The same is true for gratitude. When you decide (and it is a conscious choice) to view life through the lens of gratitude, like being in love, your world takes on a new vibrancy. Rather than looking around you and noticing all the things you don’t possess, you give thanks for every little thing you have earned or been given. Instead of seething with jealousy over what others have, you genuinely celebrate their good fortune and wish them continued success in the future. In other words, rather than seeing every situation in life as a “glass half empty” or “glass half full” moment, you see them as opportunities to be thankful for the glass and whatever it contains at the moment.
Schools today spend billions of dollars on Social Emotional Learning (SEL) programs designed to “build relationship skills, manage emotions, and show empathy”, among other things. According to several studies, the education system could save a lot of time and money if it simply cultivated a sense of gratitude in students. An article in Harvard Health states, “With gratitude, people acknowledge the goodness in their lives. In the process, people usually recognize that the source of that goodness lies at least partially outside themselves. As a result, being grateful also helps people connect to something larger than themselves as individuals — whether to other people, nature, or a higher power.” Since feelings of disconnectedness and isolation are overwhelming problems among students today, it seems appropriate to encourage and promote gratitude as a viable solution.
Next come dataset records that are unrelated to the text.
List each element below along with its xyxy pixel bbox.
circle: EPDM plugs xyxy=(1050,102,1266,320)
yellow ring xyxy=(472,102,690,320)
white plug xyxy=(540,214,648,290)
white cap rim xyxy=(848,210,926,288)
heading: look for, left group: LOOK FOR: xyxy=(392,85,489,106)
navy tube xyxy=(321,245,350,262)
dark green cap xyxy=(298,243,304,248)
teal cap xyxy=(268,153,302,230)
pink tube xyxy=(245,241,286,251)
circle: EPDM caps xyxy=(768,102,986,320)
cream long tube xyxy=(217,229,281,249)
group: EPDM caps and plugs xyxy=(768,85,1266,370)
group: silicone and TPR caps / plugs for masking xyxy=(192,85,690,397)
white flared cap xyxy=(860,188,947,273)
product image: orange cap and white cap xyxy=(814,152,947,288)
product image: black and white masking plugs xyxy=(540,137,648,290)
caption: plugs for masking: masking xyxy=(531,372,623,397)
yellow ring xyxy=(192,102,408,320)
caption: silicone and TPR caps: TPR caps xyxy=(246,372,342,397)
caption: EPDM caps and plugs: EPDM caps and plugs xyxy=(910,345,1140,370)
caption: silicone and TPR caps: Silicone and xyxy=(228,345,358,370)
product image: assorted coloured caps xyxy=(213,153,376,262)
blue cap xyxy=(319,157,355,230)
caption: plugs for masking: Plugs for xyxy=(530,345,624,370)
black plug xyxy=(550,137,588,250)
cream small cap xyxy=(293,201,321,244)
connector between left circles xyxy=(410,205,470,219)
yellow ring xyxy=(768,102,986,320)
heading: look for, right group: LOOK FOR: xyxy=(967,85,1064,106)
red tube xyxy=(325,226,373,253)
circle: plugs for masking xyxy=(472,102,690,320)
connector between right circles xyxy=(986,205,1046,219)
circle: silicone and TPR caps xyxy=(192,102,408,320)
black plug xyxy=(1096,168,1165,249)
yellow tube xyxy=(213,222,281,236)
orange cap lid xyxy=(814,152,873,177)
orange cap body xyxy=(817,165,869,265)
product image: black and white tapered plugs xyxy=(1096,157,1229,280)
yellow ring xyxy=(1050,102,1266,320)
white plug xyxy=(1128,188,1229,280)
While the researchers admit that it is challenging to draw a direct connection between expressing gratitude and personal happiness, “most of the studies published on this topic support an association between gratitude and an individual's well-being.” Not surprisingly, when gratitude is shown toward individuals, it also has an impact on the recipient’s contentment and overall disposition as well.
Most of the SEL programs used in schools have a strong emphasis on self-reflection and feelings. Rather than cultivating gratitude, those tend to cultivate an attitude of narcissism and entitlement. They direct students to think a lot about what has “been done to them” rather than what has been “done for them”. Things like “morning check-ins” place the focus on themselves rather than others. While a certain amount of self-reflection is healthy in the proper setting, spending so much time daily focusing on themselves and their feelings (which are always fluctuating) limits students’ ability to see others through a lens of humble gratitude. In the wise words of C.S. Lewis, “Humility is not thinking less of yourself, it's thinking of yourself less.” Imagine how different the day would begin if the “morning meeting” was focused on giving gratitude for something or someone who made a positive difference in the past 24 hours rather than reflecting on the negatives of what someone did to you or something that happened to you.
Ask anyone who has decided to view the world through a lens of gratitude and, like the couples celebrating decades of marriage, they will likely tell you they grow more grateful every day for the things and people in their lives. Choosing to be grateful makes you full of gratitude. It changes you for the better, which is something to be grateful for.